Reviewed by Clare Brook
Jesse Sutanto’s debut novel Dial A for Aunties was such a hilarious success that its sequel – Four Aunties and a Wedding – has been keenly anticipated. Aside from the riotous comedy Sutanto provides the reader with interesting cross culture experiences in both novels. In Dial A for Aunties, Sutanto explores how Meddy copes living within two cultures; being immersed in the western values of her adopted country, America, while being loyal to the cultural expectations of her much-loved Asian aunties who firmly adhere to their Chinese/Indonesian cultural norms. Whereas in Four Aunties and a Wedding, Sutanto illustrates how every Asian diaspora is experienced differently in that there are many individual ways of ‘being Asian’. To my mind, those differences can be understood via issues of class distinction.
If readers have not already met the aunties in Dial A for Aunties, they might feel as if turning up late at the theatre, needing to be caught up. Sutanto does refer back to the previous plot which continues in Four Aunties and a Wedding, although readers might not appreciate the aunties in quite the same way, so given that the debut Dial A for Aunties is most entertaining, it is recommended as a prerequisite read.
A brief catch-up: Meddy, although living and working in San Gabriel, California, remains captive to Asian culture regarding respect for elders and loyalty to her nearest and dearest. She must defer to the four sisters in a family that is devoid of men. Staying loyal to her culture and relatives leaves little room for realising who she is in the world. This, of course, affects her relationship with the love of her live, Nathan. Much of the comedy relies on the relationship between the sisters, one of which is her mother, Ma, and then there is Big Aunt, Second Aunt and Fourth Aunt. Big Aunt, as the eldest, holds authority over her sisters. Big Aunt has a combative relationship with Second Aunt, and Meddy’s mother is constantly in competition with Fourth Aunt. In both novels, the competitive nature between the aunts, language confusion, and the uncompromising observance of cultural rules, regardless how dire the situation, provides material for a hugely funny plot.
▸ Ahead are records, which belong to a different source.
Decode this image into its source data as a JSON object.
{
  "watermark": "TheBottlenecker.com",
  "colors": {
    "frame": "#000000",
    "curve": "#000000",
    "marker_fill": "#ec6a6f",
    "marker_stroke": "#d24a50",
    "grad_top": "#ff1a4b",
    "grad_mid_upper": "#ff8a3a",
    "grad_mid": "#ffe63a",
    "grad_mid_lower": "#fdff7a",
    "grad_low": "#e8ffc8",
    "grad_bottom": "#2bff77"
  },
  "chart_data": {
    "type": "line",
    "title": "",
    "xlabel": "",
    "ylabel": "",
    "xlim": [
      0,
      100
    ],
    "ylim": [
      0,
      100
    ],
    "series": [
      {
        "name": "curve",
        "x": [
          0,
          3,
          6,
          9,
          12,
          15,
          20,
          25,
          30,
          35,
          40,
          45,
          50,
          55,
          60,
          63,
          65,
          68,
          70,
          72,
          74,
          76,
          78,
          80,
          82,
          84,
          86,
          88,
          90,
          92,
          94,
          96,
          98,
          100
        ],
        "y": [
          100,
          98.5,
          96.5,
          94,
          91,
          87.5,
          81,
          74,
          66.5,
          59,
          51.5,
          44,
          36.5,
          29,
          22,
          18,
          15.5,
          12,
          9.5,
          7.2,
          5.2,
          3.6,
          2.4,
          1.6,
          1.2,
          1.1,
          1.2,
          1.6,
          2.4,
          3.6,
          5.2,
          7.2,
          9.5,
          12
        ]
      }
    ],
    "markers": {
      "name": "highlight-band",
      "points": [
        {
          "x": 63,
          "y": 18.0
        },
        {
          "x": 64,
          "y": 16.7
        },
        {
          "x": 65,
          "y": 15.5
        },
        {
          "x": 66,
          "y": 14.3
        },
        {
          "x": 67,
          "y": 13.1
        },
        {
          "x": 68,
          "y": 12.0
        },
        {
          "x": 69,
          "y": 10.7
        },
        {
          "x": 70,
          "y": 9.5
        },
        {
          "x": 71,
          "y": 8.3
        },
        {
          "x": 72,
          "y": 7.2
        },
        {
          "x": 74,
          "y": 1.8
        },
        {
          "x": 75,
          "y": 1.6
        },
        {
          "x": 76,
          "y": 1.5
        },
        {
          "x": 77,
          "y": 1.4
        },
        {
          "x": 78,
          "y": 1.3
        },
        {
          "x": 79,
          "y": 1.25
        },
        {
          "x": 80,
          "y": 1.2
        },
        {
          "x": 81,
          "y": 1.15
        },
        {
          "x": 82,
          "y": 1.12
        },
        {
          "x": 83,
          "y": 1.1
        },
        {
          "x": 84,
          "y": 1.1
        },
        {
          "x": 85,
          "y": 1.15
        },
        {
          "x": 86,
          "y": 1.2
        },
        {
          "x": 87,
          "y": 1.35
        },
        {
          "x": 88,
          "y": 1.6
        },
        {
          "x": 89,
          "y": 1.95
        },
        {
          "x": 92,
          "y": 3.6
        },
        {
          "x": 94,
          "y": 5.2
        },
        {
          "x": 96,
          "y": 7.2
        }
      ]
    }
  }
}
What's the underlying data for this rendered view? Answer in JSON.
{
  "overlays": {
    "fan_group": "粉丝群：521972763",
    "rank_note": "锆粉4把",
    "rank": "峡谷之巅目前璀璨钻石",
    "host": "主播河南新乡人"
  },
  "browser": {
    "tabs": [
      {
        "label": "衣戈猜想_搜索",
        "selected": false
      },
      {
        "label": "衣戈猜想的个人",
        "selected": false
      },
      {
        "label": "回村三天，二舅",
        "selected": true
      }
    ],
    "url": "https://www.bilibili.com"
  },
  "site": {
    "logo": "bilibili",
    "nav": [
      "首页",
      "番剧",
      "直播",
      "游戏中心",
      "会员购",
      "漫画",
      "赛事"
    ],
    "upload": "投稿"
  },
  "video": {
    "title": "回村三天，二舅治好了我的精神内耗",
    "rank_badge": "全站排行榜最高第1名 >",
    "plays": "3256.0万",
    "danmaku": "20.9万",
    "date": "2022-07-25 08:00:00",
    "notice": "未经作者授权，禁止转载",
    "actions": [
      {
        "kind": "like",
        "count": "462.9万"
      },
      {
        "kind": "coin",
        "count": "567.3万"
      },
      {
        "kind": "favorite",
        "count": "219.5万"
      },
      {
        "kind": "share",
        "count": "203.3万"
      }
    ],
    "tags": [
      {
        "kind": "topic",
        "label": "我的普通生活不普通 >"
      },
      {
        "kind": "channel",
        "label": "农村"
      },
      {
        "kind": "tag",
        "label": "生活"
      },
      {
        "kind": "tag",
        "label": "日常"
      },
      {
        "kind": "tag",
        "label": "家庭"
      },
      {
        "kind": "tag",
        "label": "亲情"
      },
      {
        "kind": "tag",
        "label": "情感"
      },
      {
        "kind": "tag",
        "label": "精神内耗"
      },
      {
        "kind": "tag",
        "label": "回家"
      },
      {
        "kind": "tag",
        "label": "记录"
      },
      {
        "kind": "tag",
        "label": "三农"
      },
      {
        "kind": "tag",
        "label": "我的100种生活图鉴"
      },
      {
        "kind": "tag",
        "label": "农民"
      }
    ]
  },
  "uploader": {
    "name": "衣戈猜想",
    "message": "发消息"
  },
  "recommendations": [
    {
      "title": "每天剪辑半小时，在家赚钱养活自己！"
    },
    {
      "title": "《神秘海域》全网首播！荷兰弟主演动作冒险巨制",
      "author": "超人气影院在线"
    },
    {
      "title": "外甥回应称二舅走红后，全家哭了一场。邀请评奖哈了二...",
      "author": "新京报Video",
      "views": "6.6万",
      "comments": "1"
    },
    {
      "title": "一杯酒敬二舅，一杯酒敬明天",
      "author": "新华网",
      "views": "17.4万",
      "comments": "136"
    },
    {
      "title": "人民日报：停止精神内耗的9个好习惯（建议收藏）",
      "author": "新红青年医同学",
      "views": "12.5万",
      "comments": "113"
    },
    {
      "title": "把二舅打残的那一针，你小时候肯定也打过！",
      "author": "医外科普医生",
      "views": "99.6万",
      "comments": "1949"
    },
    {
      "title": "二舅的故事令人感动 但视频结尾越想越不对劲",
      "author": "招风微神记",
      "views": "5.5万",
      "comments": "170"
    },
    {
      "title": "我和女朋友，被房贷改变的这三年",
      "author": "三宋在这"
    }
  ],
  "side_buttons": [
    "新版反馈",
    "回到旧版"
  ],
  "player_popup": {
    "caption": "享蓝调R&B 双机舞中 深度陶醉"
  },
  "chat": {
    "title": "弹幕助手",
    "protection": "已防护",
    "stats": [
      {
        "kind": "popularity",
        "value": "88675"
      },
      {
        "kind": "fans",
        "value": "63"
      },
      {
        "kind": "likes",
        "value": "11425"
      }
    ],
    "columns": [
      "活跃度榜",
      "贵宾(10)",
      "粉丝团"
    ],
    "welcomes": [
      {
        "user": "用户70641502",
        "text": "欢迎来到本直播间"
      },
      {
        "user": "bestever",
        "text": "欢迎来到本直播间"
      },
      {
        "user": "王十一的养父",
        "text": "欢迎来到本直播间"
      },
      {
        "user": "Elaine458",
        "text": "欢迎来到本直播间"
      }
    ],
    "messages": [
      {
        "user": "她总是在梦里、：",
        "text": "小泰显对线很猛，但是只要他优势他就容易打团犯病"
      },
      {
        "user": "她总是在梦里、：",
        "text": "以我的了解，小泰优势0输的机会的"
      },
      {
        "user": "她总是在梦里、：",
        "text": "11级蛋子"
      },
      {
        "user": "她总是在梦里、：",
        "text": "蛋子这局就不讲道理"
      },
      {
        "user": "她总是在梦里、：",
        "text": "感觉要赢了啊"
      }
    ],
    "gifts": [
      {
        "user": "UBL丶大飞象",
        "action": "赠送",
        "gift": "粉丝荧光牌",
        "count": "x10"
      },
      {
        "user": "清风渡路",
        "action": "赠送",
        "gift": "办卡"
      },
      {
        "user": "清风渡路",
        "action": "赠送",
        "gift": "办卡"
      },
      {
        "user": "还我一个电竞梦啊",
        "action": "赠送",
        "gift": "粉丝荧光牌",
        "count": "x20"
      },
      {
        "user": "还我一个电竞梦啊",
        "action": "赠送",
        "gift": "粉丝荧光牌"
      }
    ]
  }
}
Four Aunties and a Wedding celebrates the marriage of Nathan and Meddy. It is going to be the perfect wedding in an ideal English setting – Christ Church College, Oxford. Nathan’s parents, Asian born, live in England and have seamlessly assimilated into English life. In preparation for the wedding and their time in England, the aunts’ attempt to study British culture and ways of speaking, but it seems their ‘coach’ is only fluent in cockney slang, which is strangely mixed with a few ‘cheerios’ and ‘toodle pips’. This concoction of English language is paired with a very non-English way of dressing. Their wedding outfits are the: “… most aggressively purple dresses … as if flamingo pink and electric-blue had a baby and then that baby snorted a line of coke and proceeded to punch you in the face.” This is topped off with head wear featuring ten-inch-tall Komodo dragons, each one representing the personality of its owner. Second Aunt is a devotee of Tai Chi, her dragon follows suit. Ma’s dragon drinks tea. Meddy is beside herself, knowing how Nathan’s middle-class parents will react. And then the Mafia infiltrate the wedding…
Whereas not quite as hilarious as its prequel, Four Aunties and a Wedding has the same fast-paced outlandish scenarios that keep the reader reading and laughing.